Easter Saturday dawned pleasantly, allowing me to take the APs for a morning drive (through interesting countryside, but I didn’t take photos). In the afternoon, having returned them home, the day became more spectacularly autumn blue mild, and I couldn’t let it go to waste. I threw some snacks, a drink, a map, some warm tops, my good camera and my tripod into the car, and headed up to Collinsvale. Having squeezed into the last remaining car parking place I loaded my gear and started up the Myrtle Forest track, its dense rainforest dark and gloomy despite the sunny day (it shelters on the southern side of a hill, and so loses the sun quite early).

I made my way steadily higher—well, unsteadily higher, as the track got steeper—and started to be rewarded with a little more sunshine and the beginnings of some great views of the Wellington plateau. It was a relief to come out at the top of the track (I was dripping sweat, and my glasses kept fogging up), but it was a false relief because there was still another 160m of vertical altitude change to go in order to reach the summit of my target: Collins Cap.

By now, though, the views were spectacular, and I reached the peak, with its big rock cairn, about 1.5 hours after setting off. I rewarded myself by taking lots of photos, having a couple of hot cross buns and a drink, and popping down over the side to find a geocache. In the photos below, the peaks of south-west Tasmania are in the far distance of the first couple of photos, and the prominent peak—that has a photo to itself in the fourth photo below and is the backdrop to the second of the selfies—is Collins Bonnet (why Collins had mountains named after his headwear is your responsibility to Google!).

The late afternoon sun and resulting shadows created interesting effects on the nearby slopes, and the views of Collinsvale below and the Derwent River in the distance were also impressive.

I started heading back at 4pm, finding the downhill much easier on the heart and lungs, but perhaps just as painful on the knees. A fire had obviously gone through some of the area, as there was a forest of dead trees which had its own stark beauty.

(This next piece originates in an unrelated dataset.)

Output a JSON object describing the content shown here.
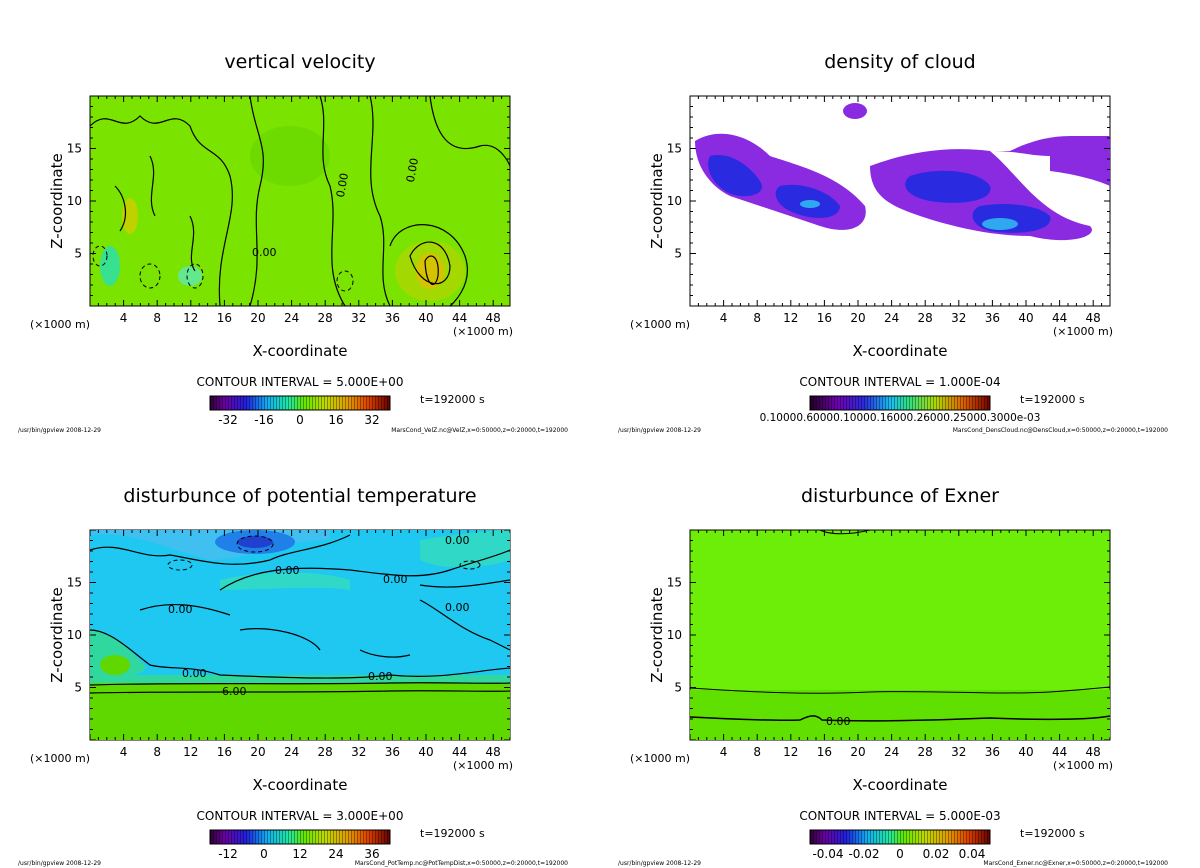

I had a couple of brief stops to try to get some waterfall photos, but the one annoying thing about the expedition was that both the batteries of my good camera were flat … so I had carried the good camera and tripod to the top to no avail. Fortunately I had also carried my good little camera, but it is limited in what it can accomplish by way of time exposures.

Although I suspect some of my muscles are going to complain tomorrow, I really needed this walk for some rejuvenating mountain/sky/green/water/rocks.